Following the terror attack by Israeli Arabs on Temple Mount on July 14, the Israeli police hurried to place metal detectors at the entrance to the prayer area. This hasty move ran against the good advice of the Israeli Security Service and the Israel Defense Forces, which warned against the negative repercussions of any change in the fragile status quo on the site. They were right, and only after riots, an incident in Jordan where an Israeli security guard shot dead two Jordanians, and embarrassment to the Israeli government, were the metal detectors were removed.

This could have been Palestinian President Mahmoud Abbas’ great moment. Catching Israel at a weak moment and having the emissaries of President Trump hovering around here praying for any trace of breakthrough in the Israeli-Palestinian conflict, he could have seized the opportunity.

But instead of establishing himself as the responsible adult, calling for resumption of talks with Israel under an American umbrella, he pulled the religion card. He not only froze security contacts with Israel, he also refused to encourage Palestinian worshipers to return to Al-Aqsa.

While this dangerous blend of politics and religion goes on, it is heartening to discover that under the radar, Israelis and Palestinians can reach an agreement for their common good. During his last visit in the region, Jason Greenblatt, the U.S. Middle East representative, announced that Israel and the Palestinian Authority had reached an agreement in which Israel would provide almost 6 billion gallons of water to the West Bank and more than 2.5 billion gallons to Gaza.

Israel’s Regional Cooperation Minister Tzachi Hanegbi said at the signing ceremony that, “All of us in this room proved that water can serve as means for reconciliation, for prosperity, for cooperation, rather than be a cause for tension and dispute.” Mazin Ghunaim, head of the Palestinian Water Authority, said that “This will reduce the suffering of the Palestinian people and the crises that they are living through that have increased this summer.”

The following day, July 14, the mayhem on Temple Mount erupted.
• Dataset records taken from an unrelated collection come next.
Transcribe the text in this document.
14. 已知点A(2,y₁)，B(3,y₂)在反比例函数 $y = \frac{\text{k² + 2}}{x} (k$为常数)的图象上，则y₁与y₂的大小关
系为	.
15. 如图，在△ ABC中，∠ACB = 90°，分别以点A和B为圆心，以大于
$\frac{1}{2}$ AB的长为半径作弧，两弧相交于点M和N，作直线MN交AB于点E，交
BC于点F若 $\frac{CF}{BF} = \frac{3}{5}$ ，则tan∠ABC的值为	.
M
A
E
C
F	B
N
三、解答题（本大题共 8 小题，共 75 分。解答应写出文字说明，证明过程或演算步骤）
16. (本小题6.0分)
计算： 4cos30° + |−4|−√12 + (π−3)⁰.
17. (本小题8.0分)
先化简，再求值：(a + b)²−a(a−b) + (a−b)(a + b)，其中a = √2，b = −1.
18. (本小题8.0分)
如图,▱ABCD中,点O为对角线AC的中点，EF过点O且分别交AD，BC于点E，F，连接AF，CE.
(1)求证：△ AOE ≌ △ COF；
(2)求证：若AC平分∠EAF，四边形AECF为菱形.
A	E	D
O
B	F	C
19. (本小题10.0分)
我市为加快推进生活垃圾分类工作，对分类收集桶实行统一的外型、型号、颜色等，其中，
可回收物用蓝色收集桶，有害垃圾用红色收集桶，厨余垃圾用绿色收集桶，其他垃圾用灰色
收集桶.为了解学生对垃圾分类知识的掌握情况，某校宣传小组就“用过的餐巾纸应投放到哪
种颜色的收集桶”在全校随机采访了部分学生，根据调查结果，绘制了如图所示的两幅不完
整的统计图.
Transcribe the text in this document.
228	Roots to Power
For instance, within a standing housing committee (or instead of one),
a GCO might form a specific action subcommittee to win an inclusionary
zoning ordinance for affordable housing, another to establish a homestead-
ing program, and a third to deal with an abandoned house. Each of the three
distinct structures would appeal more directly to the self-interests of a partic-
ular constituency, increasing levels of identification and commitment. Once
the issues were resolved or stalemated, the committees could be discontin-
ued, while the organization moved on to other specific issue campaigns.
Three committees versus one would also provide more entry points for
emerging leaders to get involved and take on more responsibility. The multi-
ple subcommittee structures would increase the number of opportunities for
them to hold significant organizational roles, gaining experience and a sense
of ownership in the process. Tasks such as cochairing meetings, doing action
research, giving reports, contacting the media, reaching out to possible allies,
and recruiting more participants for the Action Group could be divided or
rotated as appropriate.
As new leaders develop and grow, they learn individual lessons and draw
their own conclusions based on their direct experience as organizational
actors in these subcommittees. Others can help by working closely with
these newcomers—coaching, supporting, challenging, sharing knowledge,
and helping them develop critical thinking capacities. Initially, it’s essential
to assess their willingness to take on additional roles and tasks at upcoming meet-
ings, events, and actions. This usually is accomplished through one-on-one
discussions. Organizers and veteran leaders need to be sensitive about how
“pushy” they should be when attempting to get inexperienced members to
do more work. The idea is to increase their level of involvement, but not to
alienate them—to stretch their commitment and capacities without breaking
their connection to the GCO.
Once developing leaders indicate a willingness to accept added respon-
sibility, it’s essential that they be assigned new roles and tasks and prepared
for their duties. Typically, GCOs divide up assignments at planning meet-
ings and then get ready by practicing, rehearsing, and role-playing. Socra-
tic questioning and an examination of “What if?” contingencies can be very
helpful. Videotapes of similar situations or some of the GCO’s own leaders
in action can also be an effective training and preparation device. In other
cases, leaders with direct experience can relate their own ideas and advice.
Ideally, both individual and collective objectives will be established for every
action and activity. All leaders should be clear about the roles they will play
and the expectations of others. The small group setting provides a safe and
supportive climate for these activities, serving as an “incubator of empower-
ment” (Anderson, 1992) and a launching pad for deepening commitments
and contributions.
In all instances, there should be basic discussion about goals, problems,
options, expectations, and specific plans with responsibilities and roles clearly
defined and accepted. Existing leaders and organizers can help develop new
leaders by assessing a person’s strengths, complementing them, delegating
However, my guess is that, in this case, the basic need for water will overcome both politics and religion.

Then this: As Jerusalem endures punishing heat, Jewish, Muslim and Christian leaders recently urged people of all faiths to help curb climate change.
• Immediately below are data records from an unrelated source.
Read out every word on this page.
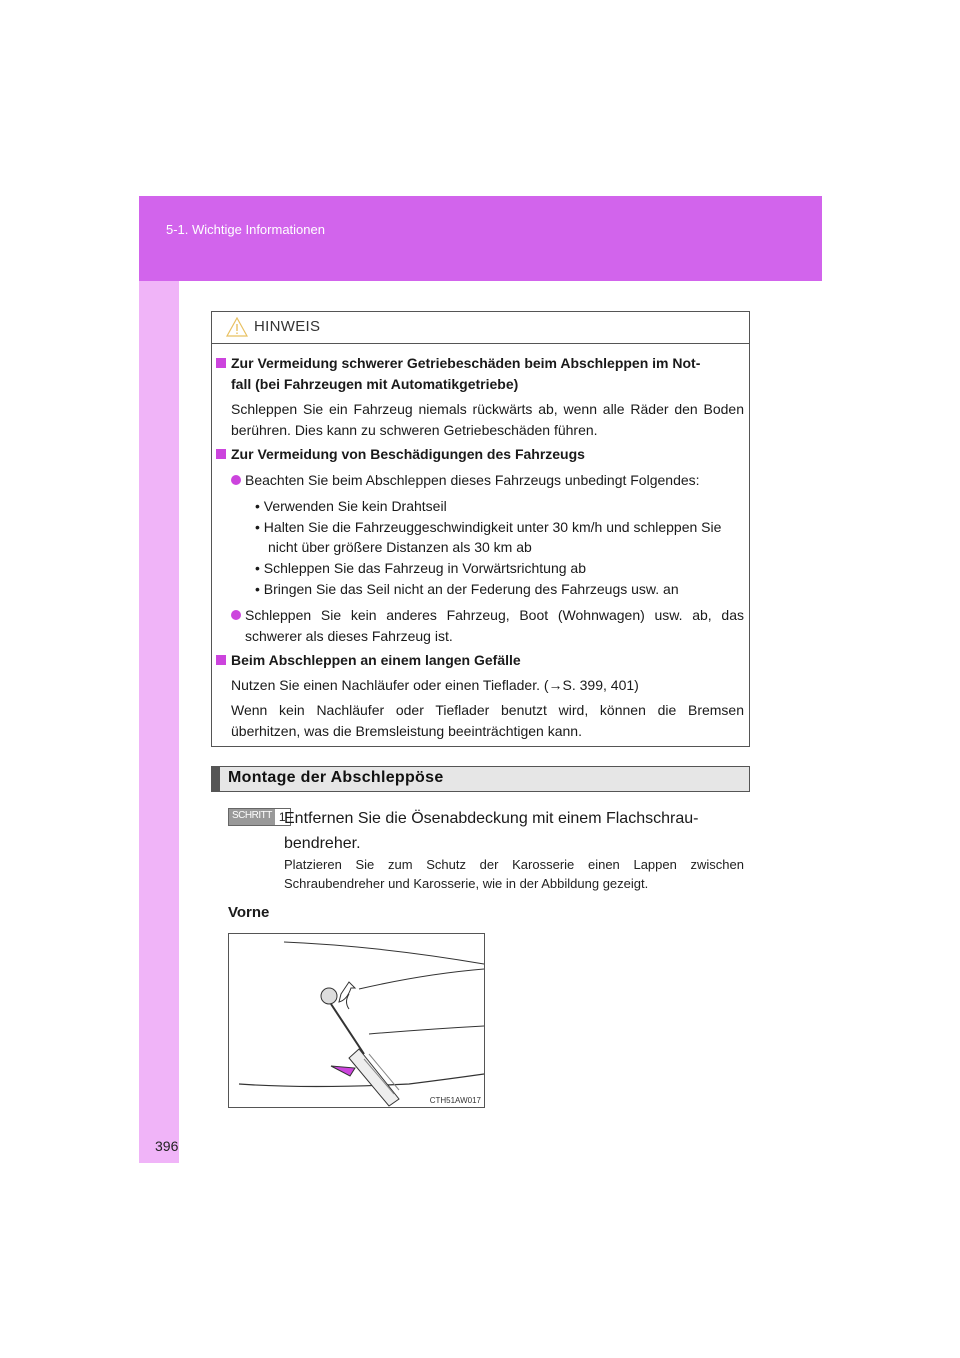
5-1. Wichtige Informationen
396
HINWEIS
Zur Vermeidung schwerer Getriebeschäden beim Abschleppen im Not-
fall (bei Fahrzeugen mit Automatikgetriebe)
Schleppen Sie ein Fahrzeug niemals rückwärts ab, wenn alle Räder den Boden berühren. Dies kann zu schweren Getriebeschäden führen.
Zur Vermeidung von Beschädigungen des Fahrzeugs
Beachten Sie beim Abschleppen dieses Fahrzeugs unbedingt Folgendes:
• Verwenden Sie kein Drahtseil
• Halten Sie die Fahrzeuggeschwindigkeit unter 30 km/h und schleppen Sie nicht über größere Distanzen als 30 km ab
• Schleppen Sie das Fahrzeug in Vorwärtsrichtung ab
• Bringen Sie das Seil nicht an der Federung des Fahrzeugs usw. an
Schleppen Sie kein anderes Fahrzeug, Boot (Wohnwagen) usw. ab, das schwerer als dieses Fahrzeug ist.
Beim Abschleppen an einem langen Gefälle
Nutzen Sie einen Nachläufer oder einen Tieflader. (→S. 399, 401)
Wenn kein Nachläufer oder Tieflader benutzt wird, können die Bremsen überhitzen, was die Bremsleistung beeinträchtigen kann.
Montage der Abschleppöse
SCHRITT 1
Entfernen Sie die Ösenabdeckung mit einem Flachschrau-
bendreher.
Platzieren Sie zum Schutz der Karosserie einen Lappen zwischen Schraubendreher und Karosserie, wie in der Abbildung gezeigt.
Vorne
CTH51AW017
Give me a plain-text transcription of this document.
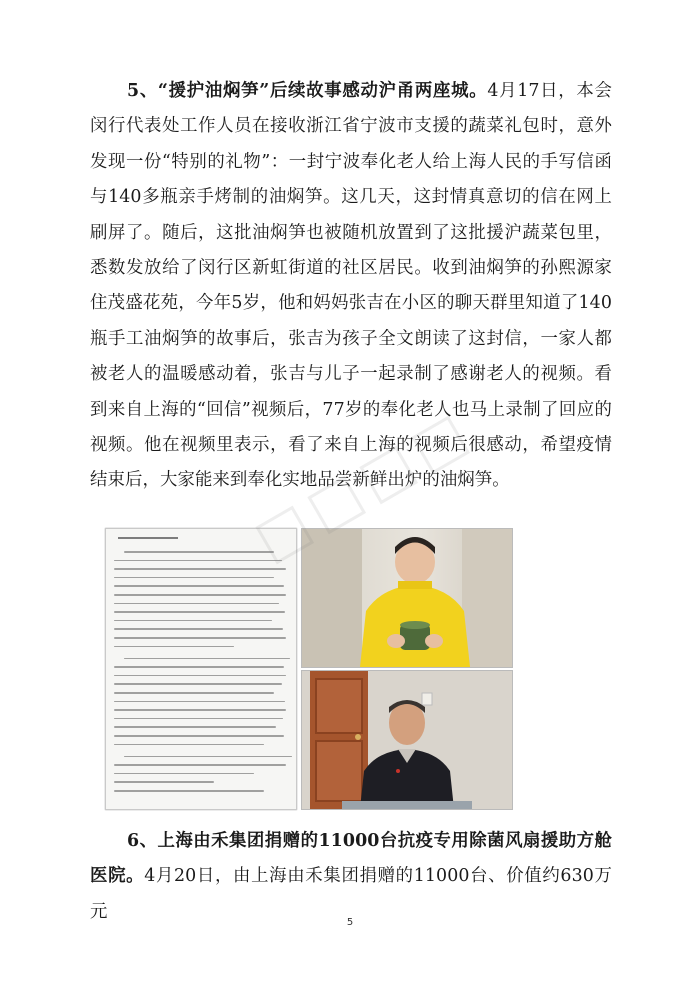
5、“援护油焖笋”后续故事感动沪甬两座城。4月17日，本会闵行代表处工作人员在接收浙江省宁波市支援的蔬菜礼包时，意外发现一份“特别的礼物”：一封宁波奉化老人给上海人民的手写信函与140多瓶亲手烤制的油焖笋。这几天，这封情真意切的信在网上刷屏了。随后，这批油焖笋也被随机放置到了这批援沪蔬菜包里，悉数发放给了闵行区新虹街道的社区居民。收到油焖笋的孙熙源家住茂盛花苑，今年5岁，他和妈妈张吉在小区的聊天群里知道了140瓶手工油焖笋的故事后，张吉为孩子全文朗读了这封信，一家人都被老人的温暖感动着，张吉与儿子一起录制了感谢老人的视频。看到来自上海的“回信”视频后，77岁的奉化老人也马上录制了回应的视频。他在视频里表示，看了来自上海的视频后很感动，希望疫情结束后，大家能来到奉化实地品尝新鲜出炉的油焖笋。

6、上海由禾集团捐赠的11000台抗疫专用除菌风扇援助方舱医院。4月20日，由上海由禾集团捐赠的11000台、价值约630万元

5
Rabbi David Rosen, American Jewish Committee’s international director of interreligious affairs, Father Francesco Patton, custodian of the Holy Land, and Kadi Iyad Zahalka, head judge of the Muslim Sharia Courts in Israel, spoke about the moral obligation to address what many consider to be the most serious problem facing humanity today: environmental sustainability and climate change.

Rosen invoked the words of Moses to the Israelites: “This day I call the heavens and the Earth as witnesses against you that I have set before you life and death, blessings and curses. Now choose life, so that you and your children may live.”

Patton quoted from Laudato si, Pope Francis’ encyclical subtitled “On Care For Our Common Home” (a copy of which the pope gave in May to President Trump, who promised to read it). And Zahalka said that Allah delegated his responsibility for the globe to the believers.

When moderator Rabbi Yonatan Neril, director of the Jerusalem-based Interfaith Center for Sustainable Development, asked each of the panelists to reflect on the personal experience that led them to care about climate change, Patton’s gave what I think is the best response. “In my family estate near Trento, northern Italy,” he said, “we have a little vineyard, called La Vis. When I was a child, we used to harvest the grapes in August.

“ My family still harvests the grapes, but now they do it in October.”